Here's a lengthy comment I recently made on the old media vs the new one.

PR Storm

Great to see that Mike Rothman and Bill Brenner know how to read between the lines. Here's a related point of view on the Storm Worm - Why do users still receive attachments they are not supposed to click on?

Meanwhile, Eric Lubow (Guardian Digital, Linuxsecurity.com) have recently joined the security blogosphere and I'll be keeping an eye on his blog for sure -- hope it's mutual. Two more rather fresh blogs worth reading are ITsecurity.com's one -- how's it going Kev -- and Panda Software's blog. And with PandaLabs now blogging, the number of anti virus vendors without a blog, namely still living in the press release world is getting smaller. I remember the last time I was responsible for writing press releases for a vendor I'd rather not associate myself with, and how Web 1.0 the whole practice was. If you really want to evolve from branding to communicating value, hire a blogger that's anticipating corporate citizenship given he's commissioned, and reboot your PR channels.

Clustering Phishing Attacks

Clustering a phishing attack to get an in-depth and complete view on the inner workings of a major phishing outbreak or a specific campaign only - that's just among the many other applications of the InternetPerils. Backed up with neat visualization features, taking a layered approach, thus, make it easier for analysts do their jobs faster, its capabilities are already scoring points in the information security industry :

"InternetPerils has discovered that those phishing servers cluster, and infest ISPs at the same locations for weeks or months. Here's an example of a phishing cluster in Germany, ever-changing yet persistent for four months, according to path data collected and processed by InternetPerils, using phishing server addresses from the Anti-Phishing Working Group (APWG) repository. The above animation demonstrates a persistent phishing cluster detected and analyzed by InternetPerils using server addresses from 20 dumps of the APWG repository, the earliest shown 17 May and the latest 20 September. This phishing cluster continues to persist after the dates depicted, and InternetPerils continues to track it."

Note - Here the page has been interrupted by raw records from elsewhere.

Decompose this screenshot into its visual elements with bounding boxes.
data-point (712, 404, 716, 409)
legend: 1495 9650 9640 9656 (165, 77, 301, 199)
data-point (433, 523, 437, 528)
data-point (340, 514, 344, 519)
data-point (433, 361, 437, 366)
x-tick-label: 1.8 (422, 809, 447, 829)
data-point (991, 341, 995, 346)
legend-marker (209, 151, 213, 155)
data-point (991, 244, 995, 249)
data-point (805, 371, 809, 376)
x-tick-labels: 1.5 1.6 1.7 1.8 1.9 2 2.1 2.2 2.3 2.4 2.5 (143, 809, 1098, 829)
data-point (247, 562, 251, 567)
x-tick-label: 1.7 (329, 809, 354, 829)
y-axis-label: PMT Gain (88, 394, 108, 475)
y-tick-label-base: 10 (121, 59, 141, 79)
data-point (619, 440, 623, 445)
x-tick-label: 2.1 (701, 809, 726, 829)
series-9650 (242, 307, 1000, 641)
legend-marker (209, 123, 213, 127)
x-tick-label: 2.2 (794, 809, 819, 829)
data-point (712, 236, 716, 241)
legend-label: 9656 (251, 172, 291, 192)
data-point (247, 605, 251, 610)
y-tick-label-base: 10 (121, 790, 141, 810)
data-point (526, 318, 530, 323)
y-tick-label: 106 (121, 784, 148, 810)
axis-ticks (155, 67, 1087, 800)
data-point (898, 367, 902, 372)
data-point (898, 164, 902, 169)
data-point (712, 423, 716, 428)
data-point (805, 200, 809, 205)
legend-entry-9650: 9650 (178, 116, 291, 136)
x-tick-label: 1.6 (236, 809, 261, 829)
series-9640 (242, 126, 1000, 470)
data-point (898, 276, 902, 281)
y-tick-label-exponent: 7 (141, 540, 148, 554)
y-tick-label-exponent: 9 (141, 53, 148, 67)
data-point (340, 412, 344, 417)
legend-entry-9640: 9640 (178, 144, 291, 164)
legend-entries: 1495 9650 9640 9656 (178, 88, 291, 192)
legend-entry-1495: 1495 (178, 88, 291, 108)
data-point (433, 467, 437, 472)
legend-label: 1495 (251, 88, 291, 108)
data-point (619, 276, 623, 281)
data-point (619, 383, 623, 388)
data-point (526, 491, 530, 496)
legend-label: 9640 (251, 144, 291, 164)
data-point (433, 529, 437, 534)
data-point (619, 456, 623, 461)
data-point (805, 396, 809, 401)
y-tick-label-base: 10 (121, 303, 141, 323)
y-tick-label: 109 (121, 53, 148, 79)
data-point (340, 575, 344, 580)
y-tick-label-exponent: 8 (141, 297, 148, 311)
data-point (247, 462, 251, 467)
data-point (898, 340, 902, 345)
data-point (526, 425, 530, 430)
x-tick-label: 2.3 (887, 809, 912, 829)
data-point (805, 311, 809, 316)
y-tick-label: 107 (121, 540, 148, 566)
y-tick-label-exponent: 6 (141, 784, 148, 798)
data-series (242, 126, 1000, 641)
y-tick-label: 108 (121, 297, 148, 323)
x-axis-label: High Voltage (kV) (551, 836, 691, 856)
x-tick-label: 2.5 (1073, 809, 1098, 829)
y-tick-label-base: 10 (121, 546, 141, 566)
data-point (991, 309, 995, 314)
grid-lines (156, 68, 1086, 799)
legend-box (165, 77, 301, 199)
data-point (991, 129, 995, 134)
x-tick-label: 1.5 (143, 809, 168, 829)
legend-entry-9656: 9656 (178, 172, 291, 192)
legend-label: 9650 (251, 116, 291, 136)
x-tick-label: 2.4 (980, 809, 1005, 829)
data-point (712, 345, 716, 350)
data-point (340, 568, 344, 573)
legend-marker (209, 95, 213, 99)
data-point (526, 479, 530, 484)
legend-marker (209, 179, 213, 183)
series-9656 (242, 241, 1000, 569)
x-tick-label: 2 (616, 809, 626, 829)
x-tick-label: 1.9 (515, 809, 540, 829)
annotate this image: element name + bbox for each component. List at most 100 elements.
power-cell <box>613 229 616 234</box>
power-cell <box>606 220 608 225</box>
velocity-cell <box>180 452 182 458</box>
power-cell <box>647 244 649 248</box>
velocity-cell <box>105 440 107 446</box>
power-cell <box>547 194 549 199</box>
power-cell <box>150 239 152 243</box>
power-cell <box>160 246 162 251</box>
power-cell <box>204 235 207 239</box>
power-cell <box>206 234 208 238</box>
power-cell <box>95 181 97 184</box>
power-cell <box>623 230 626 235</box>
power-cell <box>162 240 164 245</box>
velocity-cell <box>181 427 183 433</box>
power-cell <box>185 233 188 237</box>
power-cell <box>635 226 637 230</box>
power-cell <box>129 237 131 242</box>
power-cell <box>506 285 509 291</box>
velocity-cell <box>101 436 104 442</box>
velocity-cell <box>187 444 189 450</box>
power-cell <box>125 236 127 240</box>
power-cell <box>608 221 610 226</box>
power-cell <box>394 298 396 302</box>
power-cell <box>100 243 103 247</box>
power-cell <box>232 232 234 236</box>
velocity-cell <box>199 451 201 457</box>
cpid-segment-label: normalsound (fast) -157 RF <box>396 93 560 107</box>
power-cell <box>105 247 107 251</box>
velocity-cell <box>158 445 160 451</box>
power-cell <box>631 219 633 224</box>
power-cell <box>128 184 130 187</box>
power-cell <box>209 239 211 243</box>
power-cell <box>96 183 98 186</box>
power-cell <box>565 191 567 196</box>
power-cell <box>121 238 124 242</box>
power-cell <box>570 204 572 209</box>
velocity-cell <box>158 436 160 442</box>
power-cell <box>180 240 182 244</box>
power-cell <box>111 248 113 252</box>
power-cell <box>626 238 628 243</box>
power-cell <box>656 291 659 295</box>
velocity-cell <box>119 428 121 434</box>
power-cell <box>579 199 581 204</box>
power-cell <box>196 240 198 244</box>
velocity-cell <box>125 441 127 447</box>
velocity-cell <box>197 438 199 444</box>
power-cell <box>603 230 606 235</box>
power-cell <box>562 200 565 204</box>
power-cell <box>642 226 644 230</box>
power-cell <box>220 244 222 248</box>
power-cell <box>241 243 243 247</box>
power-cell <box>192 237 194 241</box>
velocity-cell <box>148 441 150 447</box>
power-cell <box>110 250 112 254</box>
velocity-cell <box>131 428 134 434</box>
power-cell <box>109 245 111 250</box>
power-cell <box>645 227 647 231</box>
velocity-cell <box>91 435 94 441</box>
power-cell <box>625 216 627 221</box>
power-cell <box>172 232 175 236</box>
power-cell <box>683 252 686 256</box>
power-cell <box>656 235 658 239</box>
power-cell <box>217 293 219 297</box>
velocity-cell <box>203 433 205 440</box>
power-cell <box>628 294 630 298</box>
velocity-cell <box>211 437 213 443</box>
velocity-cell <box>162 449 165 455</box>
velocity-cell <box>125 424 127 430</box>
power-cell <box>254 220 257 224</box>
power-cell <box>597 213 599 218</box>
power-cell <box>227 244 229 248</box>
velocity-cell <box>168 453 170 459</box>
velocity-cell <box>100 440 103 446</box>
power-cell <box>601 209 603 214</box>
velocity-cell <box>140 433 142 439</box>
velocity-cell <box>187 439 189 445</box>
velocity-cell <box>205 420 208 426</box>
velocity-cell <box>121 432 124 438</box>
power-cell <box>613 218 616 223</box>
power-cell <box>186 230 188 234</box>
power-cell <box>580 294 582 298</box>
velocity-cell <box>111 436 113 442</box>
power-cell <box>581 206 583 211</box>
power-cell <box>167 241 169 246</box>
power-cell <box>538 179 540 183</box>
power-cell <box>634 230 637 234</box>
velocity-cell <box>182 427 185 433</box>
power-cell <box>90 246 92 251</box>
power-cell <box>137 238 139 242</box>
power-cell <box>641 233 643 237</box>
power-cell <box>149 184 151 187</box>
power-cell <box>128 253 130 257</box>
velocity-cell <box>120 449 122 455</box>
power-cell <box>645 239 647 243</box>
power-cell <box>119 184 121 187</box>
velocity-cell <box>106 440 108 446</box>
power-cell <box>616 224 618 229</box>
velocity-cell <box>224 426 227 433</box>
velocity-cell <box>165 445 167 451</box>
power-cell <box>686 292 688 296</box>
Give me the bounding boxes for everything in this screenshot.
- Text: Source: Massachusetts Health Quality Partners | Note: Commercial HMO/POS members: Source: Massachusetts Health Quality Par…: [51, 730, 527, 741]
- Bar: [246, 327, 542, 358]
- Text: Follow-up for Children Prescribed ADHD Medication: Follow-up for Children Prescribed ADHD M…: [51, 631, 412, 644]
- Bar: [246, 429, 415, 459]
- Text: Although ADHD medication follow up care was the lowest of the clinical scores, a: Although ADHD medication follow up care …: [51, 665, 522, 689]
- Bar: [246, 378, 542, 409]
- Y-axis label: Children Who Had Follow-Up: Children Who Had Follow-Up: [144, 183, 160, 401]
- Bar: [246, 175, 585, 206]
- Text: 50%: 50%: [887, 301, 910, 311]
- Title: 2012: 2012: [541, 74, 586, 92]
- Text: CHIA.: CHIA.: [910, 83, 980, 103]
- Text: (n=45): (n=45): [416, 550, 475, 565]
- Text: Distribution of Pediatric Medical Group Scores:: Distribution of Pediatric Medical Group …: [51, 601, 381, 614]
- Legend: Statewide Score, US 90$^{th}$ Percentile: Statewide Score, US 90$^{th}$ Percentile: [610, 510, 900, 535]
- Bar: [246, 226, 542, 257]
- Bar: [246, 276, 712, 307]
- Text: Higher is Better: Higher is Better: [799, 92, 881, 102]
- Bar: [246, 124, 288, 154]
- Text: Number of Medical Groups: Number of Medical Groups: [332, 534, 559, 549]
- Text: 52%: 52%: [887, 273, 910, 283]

Here are seven other interesting anti-phishing projects, and a hint to the ISPs who really want to know what their customers are (unknowingly) up to.

Visual Thesaurus on Security

In case you haven't heard of the Thinkmap Visual Thesaurus, it's an "interactive dictionary and thesaurus which creates word maps that blossom with meanings and branch to related words. Its innovative display encourages exploration and learning. You'll understand language in a powerful new way." With its current database size and outstanding usability build into the interface, it has a lot of potential for growth, and I'm sure you'll find out the same if you play with it for a little while.

Testing Anti Virus Software Against Packed Malware

Very interesting idea as packed malware is something rather common these days, and as we've seen the recent use of commercial packers in the "skype trojan" malware authors are definitely aware of the concept. What the authors did was to pack the following malware using 21 different packers/software protectors - Backdoor.Win32.BO_Installer, Email-Worm.Win32.Bagle, Email-Worm.Win32.Menger, Email-Worm.Win32.Naked, Email-Worm.Win32.Swen, Worm.Win32.AimVen, Trojan-PSW.Win32.Avisa, Trojan-Clicker.Win32.Getfound, and scan them with various anti virus software to measure which ones excel at detecting packed malware. What some vendors are best at detecting others doesn't have a clue about, but the more data to back up your personal experience, the better for your decision-making.